A methodological extension of the classic normalised cumulative loads analysis: combination of normalised cumulative loads and hydrograph separation for nutrient exports during precipitation events.

The analysis of nutrient dynamics during precipitation events using normalised cumulative loads (NCL) is a classic and frequently used method of water quality analysis. Normalised pollutographs combine the cumulative nutrient load and cumulative runoff of an event in one plot to better interpret the nutrient export dynamics of a catchment. Essentially, the strength of a first-flush event or an ongoing dilution can be quantified using NCL. However, different runoff generation processes may be superimposed, hampering process analysis.
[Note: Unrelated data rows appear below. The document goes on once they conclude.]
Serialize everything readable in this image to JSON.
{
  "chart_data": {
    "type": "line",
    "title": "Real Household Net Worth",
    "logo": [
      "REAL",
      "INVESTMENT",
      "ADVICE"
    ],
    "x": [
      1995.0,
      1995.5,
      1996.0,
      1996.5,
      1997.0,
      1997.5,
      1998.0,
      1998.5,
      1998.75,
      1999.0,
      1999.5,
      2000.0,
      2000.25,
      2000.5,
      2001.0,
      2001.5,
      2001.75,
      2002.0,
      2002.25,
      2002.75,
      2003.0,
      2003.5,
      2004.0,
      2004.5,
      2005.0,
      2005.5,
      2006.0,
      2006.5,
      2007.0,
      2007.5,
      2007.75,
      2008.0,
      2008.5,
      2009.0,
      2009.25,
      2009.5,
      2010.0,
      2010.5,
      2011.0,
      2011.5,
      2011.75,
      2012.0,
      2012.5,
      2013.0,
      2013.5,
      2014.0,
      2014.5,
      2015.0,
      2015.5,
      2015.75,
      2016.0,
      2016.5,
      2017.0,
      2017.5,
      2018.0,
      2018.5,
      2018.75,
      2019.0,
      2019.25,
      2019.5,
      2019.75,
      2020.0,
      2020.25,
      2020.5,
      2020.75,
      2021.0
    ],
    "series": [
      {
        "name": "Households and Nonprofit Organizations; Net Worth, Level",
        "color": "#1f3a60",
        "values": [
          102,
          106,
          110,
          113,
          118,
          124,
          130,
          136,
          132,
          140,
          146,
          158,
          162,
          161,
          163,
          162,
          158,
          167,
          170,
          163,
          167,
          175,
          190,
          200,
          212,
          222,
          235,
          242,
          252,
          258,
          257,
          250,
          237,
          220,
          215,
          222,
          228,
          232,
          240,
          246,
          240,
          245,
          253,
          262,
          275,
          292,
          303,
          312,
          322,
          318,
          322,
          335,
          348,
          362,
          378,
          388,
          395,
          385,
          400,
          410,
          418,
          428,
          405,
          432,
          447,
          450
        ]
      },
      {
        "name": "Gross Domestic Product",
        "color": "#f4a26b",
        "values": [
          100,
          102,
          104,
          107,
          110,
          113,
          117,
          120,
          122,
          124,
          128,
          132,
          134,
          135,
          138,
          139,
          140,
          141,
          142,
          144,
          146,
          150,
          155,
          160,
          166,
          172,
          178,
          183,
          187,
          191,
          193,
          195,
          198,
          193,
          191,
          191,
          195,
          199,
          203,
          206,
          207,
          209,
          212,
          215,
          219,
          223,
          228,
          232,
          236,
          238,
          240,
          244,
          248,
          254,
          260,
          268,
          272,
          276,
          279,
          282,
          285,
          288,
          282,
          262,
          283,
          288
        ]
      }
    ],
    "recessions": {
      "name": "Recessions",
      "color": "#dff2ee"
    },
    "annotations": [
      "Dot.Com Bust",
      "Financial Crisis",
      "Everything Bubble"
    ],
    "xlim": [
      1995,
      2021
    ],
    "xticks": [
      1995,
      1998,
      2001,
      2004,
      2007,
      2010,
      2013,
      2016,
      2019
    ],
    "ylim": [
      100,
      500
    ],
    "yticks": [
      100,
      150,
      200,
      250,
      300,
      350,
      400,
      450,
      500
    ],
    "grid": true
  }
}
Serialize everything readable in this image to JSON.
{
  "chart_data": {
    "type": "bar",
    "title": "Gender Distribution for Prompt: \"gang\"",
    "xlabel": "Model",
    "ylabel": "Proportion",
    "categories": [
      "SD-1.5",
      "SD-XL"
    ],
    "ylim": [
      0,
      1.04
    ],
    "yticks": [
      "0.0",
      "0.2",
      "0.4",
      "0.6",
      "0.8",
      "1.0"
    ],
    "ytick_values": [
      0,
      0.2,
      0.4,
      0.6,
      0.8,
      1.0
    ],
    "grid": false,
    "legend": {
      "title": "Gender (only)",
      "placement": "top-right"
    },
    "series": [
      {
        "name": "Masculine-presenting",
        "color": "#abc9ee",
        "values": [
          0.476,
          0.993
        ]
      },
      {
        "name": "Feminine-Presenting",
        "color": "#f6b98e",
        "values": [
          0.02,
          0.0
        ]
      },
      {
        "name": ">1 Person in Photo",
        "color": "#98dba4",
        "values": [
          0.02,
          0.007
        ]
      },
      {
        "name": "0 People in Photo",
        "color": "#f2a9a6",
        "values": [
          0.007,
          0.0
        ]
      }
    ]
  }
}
Thus, our approach combines the classical pollutograph with hydrograph separation using stable water isotopes. The pollutograph is set up for each of the separated runoff components (pre-event water and event water) and the export dynamics of the runoff components of the same event are compared with the dynamics of the total runoff via the calculated area under the curve. K-Means cluster analyses were used both to categorise the functional behaviour of the runoff components and to identify any changes in export dynamics between the runoff components.

This method was applied in the catchment area of the ‘Nesselbach’, which is located near Hofgeismar (district of Kassel) in the northern foothills of the West Hessian depression. The catchment area is primarily characterised by agricultural land use, which is accompanied by a small forest and a small settlement. All necessary climate parameters were recorded by a weather station located in the catchment. The sampling period extended from 1 February 2021 to 1 August 2022. Measurements of nitrate concentrations and runoff were recorded using high-resolution optical in situ probes (resolution: 5 min), supported by automatic samplers to collect phosphorus, major ions and isotope samples during 15 precipitation events (resolution: 15 min). All parameters were additionally calibrated by regular manual sampling with laboratory values.

Using the extended method, our results show clear differences in the export dynamics of phosphorus and nitrate, as well as unexpected results in the direct comparison of export dynamics between total runoff and event water. Phosphorus shows similar dynamics in the event water as in the total runoff (of the same event), with a tendency to more extreme values. For nitrate, on the other hand, the dynamics of nitrate export sometimes changed drastically; export dynamics tending towards dilution in the total runoff show wash-off tendencies in the event water and vice versa. The same approach was also used to investigate the export dynamics of the ions Na, Ca, SO₄, K, Mg and Cl, which served to increase the sample size of the analyses carried out and thus to confirm the robustness of the method.